If you are a healthcare provider, please consider educating yourself more on HAES and weight inclusivity.
You may want to consider creating an environment that feels more comfortable for those in larger bodies. And less shaming when it comes to weight. For example, you can consider to have furniture that is comfortable, to respect a client when he/she does not want to be weight, and to have medical equipment (like blood pressure cuffs) that fits comfortably for all people.

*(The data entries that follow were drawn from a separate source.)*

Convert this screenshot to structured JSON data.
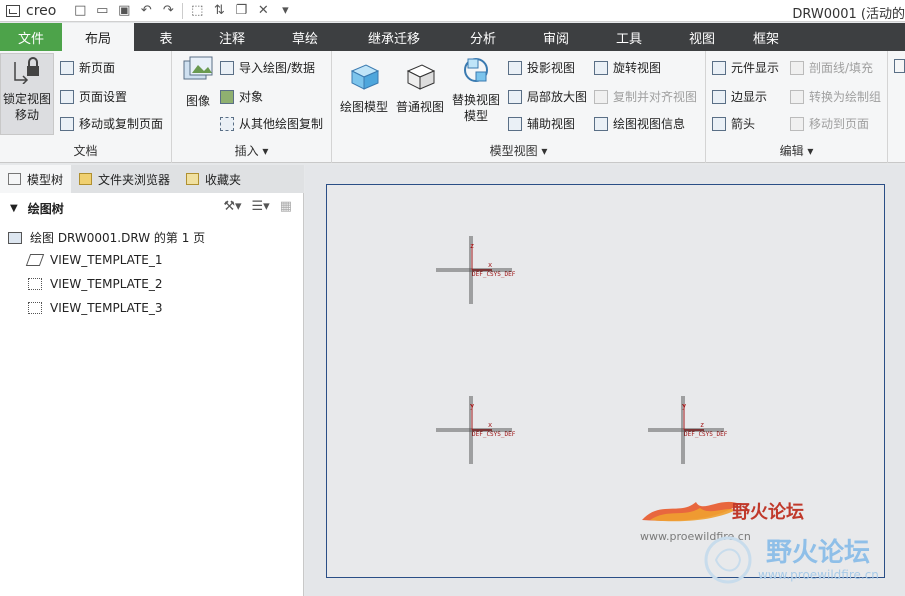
{
  "app": {
    "brand": "creo",
    "window_title": "DRW0001 (活动的"
  },
  "tabs": [
    "文件",
    "布局",
    "表",
    "注释",
    "草绘",
    "继承迁移",
    "分析",
    "审阅",
    "工具",
    "视图",
    "框架"
  ],
  "ribbon": {
    "doc_group": {
      "label": "文档",
      "lock_view": "锁定视图移动",
      "new_page": "新页面",
      "page_setup": "页面设置",
      "move_copy_page": "移动或复制页面"
    },
    "insert_group": {
      "label": "插入",
      "image": "图像",
      "import_drawing": "导入绘图/数据",
      "object": "对象",
      "copy_from_other": "从其他绘图复制"
    },
    "model_view_group": {
      "label": "模型视图",
      "drawing_model": "绘图模型",
      "general_view": "普通视图",
      "replace_view_model": "替换视图模型",
      "projection_view": "投影视图",
      "detailed_view": "局部放大图",
      "auxiliary_view": "辅助视图",
      "rotate_view": "旋转视图",
      "copy_align_view": "复制并对齐视图",
      "drawing_view_info": "绘图视图信息"
    },
    "edit_group": {
      "label": "编辑",
      "component_display": "元件显示",
      "edge_display": "边显示",
      "arrow": "箭头",
      "section_fill": "剖面线/填充",
      "convert_to_drawing": "转换为绘制组",
      "move_to_page": "移动到页面"
    }
  },
  "left_panel": {
    "tabs": [
      "模型树",
      "文件夹浏览器",
      "收藏夹"
    ],
    "tree_title": "绘图树",
    "tree_root": "绘图 DRW0001.DRW 的第 1 页",
    "items": [
      "VIEW_TEMPLATE_1",
      "VIEW_TEMPLATE_2",
      "VIEW_TEMPLATE_3"
    ]
  },
  "views": [
    {
      "axis_label": "z",
      "x_label": "x",
      "csys_label": "DEF_CSYS_DEF"
    },
    {
      "axis_label": "y",
      "x_label": "x",
      "csys_label": "DEF_CSYS_DEF"
    },
    {
      "axis_label": "y",
      "x_label": "z",
      "csys_label": "DEF_CSYS_DEF"
    }
  ],
  "watermark": {
    "name": "野火论坛",
    "url": "www.proewildfire.cn",
    "url2": "www.proewildfire.cn"
  },
  "colors": {
    "file_tab": "#4da34a",
    "tabbar": "#3d3f41",
    "sheet_border": "#2a4e86",
    "axis_red": "#a01818"
  }
}
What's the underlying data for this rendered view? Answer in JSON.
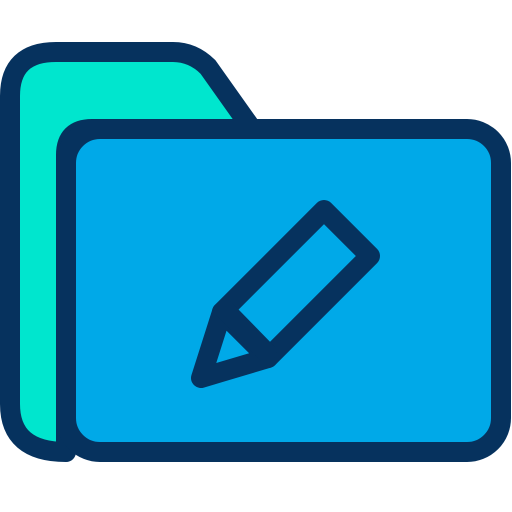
{
  "icon": {
    "name": "edit-folder-icon",
    "colors": {
      "outline": "#06325E",
      "back_tab": "#00E6CE",
      "front_panel": "#00A9E8",
      "pencil_fill": "#00A9E8",
      "background": "#FFFFFF"
    }
  }
}
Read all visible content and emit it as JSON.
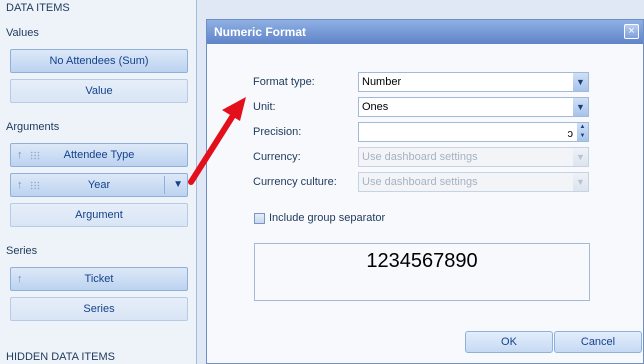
{
  "left_panel": {
    "header": "DATA ITEMS",
    "values": {
      "title": "Values",
      "items": [
        "No Attendees (Sum)",
        "Value"
      ]
    },
    "arguments": {
      "title": "Arguments",
      "items": [
        "Attendee Type",
        "Year",
        "Argument"
      ]
    },
    "series": {
      "title": "Series",
      "items": [
        "Ticket",
        "Series"
      ]
    },
    "hidden_header": "HIDDEN DATA ITEMS"
  },
  "dialog": {
    "title": "Numeric Format",
    "close_glyph": "×",
    "format_type": {
      "label": "Format type:",
      "value": "Number"
    },
    "unit": {
      "label": "Unit:",
      "value": "Ones"
    },
    "precision": {
      "label": "Precision:",
      "value": ""
    },
    "currency": {
      "label": "Currency:",
      "value": "Use dashboard settings"
    },
    "currency_culture": {
      "label": "Currency culture:",
      "value": "Use dashboard settings"
    },
    "group_separator": {
      "label": "Include group separator",
      "checked": false
    },
    "preview": "1234567890",
    "ok": "OK",
    "cancel": "Cancel"
  },
  "colors": {
    "accent": "#5f84c8",
    "annotation": "#e3101b"
  },
  "icons": [
    "move-up-icon",
    "drag-grip-icon",
    "chevron-down-icon",
    "close-icon",
    "dropdown-arrow-icon",
    "spin-icon"
  ]
}
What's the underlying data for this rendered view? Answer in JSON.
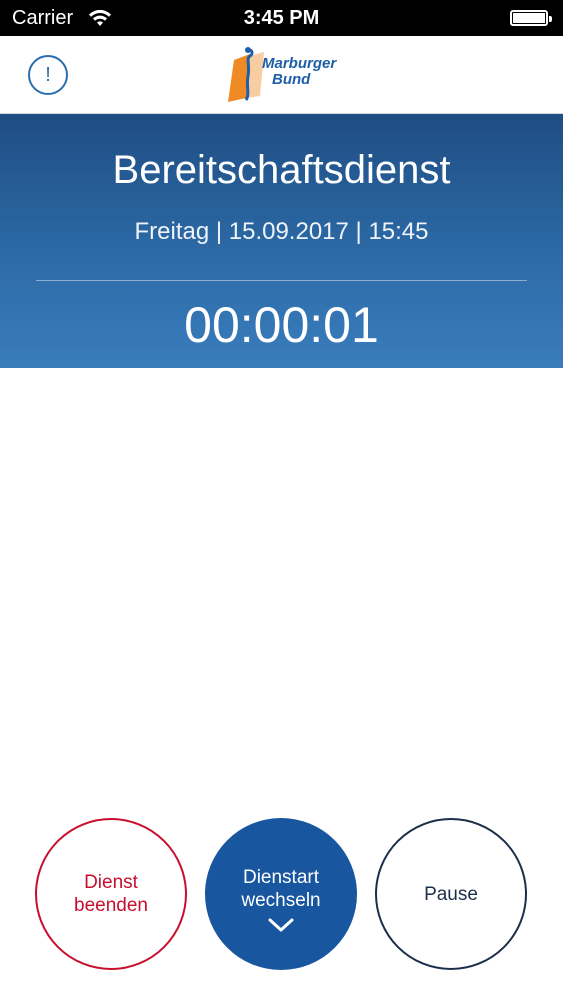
{
  "status_bar": {
    "carrier": "Carrier",
    "time": "3:45 PM",
    "wifi_icon": "wifi-icon",
    "battery_icon": "battery-icon"
  },
  "nav": {
    "info_icon": "info-icon",
    "info_glyph": "!",
    "logo": {
      "line1": "Marburger",
      "line2": "Bund",
      "brand_color": "#1f5fa8",
      "accent_color": "#f08a24"
    }
  },
  "header": {
    "title": "Bereitschaftsdienst",
    "date_line": "Freitag | 15.09.2017 | 15:45",
    "timer": "00:00:01",
    "gradient_top": "#1f4d83",
    "gradient_bottom": "#3a7dbd"
  },
  "actions": {
    "end": {
      "line1": "Dienst",
      "line2": "beenden",
      "color": "#c8102e"
    },
    "switch": {
      "line1": "Dienstart",
      "line2": "wechseln",
      "icon": "chevron-down-icon",
      "color": "#1856a0"
    },
    "pause": {
      "label": "Pause",
      "color": "#1b2f4a"
    }
  }
}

Finally, I have found when my clients focus on behaviors (instead of weight loss) they feel SO much better about themselves and their health journey.
This includes those who have diseases like diabetes or high cholesterol. These clients have reduced their numbers without focusing on weight change. Empowering individuals to overall feel more confident in their relationship with food is one of my values. I feel way more aligned with that value when I take weight out of the equation and provide nutrition counseling that is non-stigmatizing, sustainable, and evidence-based.